Bei der ersten TA mit der Navigator otS fand ich es intressant, dass unser Kapitän uns auf die Kästen mit den Rettungswesten hinwies. Daraufhin bin ich da hingetappt und ein Crewmember hat mir erklärt (in einfachem Englisch, fand ich sehr rücksichtsvoll ;) ) das diese Westen für Leute sind, die an Deck sind und nicht in der Kabine, und das es viel viel viel mehr Westen als Leute an Bord gibt. Und auch die Boote mehr Leute fassen als Passagiere + Crew da sind. War sehr aufschlussreich und ich habe gemerkt, dass ich die restliche Fahrt über immer wieder aufmerksam diese Kästen wahrgenommen habe, wo das Wort 'lifevests' (oder wies richtig geschrieben gehört) draufstand.

Ich habe es mir angewöhnt, einmal unabhängig von der Übung 1. im Kasten zu schauen ob eine Weste da ist, und 2. wie ich zu meinem Rettungsboot komme, wo es sich befindet, wo der stiegabgang dahin ist. Damit fühle ich mich sicher.

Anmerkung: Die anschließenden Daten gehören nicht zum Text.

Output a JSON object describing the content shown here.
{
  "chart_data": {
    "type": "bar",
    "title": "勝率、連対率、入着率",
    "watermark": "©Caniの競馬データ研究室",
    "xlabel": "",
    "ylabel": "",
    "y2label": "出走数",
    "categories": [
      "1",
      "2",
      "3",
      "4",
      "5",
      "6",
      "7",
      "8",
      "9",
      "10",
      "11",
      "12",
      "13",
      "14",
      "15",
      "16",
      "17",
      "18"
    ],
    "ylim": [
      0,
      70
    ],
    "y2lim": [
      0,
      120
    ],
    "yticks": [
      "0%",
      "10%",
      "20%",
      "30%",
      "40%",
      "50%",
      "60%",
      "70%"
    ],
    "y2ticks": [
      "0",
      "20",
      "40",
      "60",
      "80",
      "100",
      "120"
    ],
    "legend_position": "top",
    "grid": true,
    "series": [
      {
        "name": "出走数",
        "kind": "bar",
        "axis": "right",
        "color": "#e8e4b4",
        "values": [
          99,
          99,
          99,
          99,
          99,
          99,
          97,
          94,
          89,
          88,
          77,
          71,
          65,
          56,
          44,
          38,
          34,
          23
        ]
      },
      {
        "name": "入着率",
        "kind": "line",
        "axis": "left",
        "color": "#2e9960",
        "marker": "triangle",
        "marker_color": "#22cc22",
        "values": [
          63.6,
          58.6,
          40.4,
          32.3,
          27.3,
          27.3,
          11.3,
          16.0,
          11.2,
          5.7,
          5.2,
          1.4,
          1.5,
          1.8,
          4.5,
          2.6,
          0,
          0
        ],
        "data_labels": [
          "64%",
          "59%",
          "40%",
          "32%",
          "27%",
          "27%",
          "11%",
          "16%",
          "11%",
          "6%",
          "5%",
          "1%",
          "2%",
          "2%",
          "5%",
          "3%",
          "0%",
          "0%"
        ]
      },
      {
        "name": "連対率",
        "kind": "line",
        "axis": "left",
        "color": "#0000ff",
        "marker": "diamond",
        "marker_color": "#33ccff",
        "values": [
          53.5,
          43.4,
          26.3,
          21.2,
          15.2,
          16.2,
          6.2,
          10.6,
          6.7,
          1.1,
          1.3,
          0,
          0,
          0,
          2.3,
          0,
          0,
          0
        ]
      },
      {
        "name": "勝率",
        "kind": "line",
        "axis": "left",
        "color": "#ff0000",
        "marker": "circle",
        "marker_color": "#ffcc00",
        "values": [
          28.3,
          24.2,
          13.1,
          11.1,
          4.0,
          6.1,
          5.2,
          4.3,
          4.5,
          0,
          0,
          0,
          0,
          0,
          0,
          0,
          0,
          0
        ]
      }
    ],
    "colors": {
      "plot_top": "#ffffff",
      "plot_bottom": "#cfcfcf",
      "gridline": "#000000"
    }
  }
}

Jacke hängt immer griffbereit in der Garderobe, mein Reisepass ist immer in einer kleinen Umhängetasche, ein Griff und die ist um den Hals gehängt. Falls man Zeit und Nerven hat und auch zufällig grade auf der Kabine ist. Die auf der Concordia waren ja teilweise beim Essen, da renn ich nimmer in die Kabine sondern direkt zum Boot. Find ich persönlich für mich Sicherheit genug und ganz ehrlich: es ist viel gefährlicher mit dem Auto in Urlaub zu fahrn als mitm Schiff *gg*

Ergo, Rettungsübung klares ja, Vertrautmachen mit Wegen und Weste finde ich ist einfach Eigenverantwortung. Das mit der Bedienung der Rettungsinsel finde ich eine gute Idee, da werde ich auch Mal Tante Google bemühen!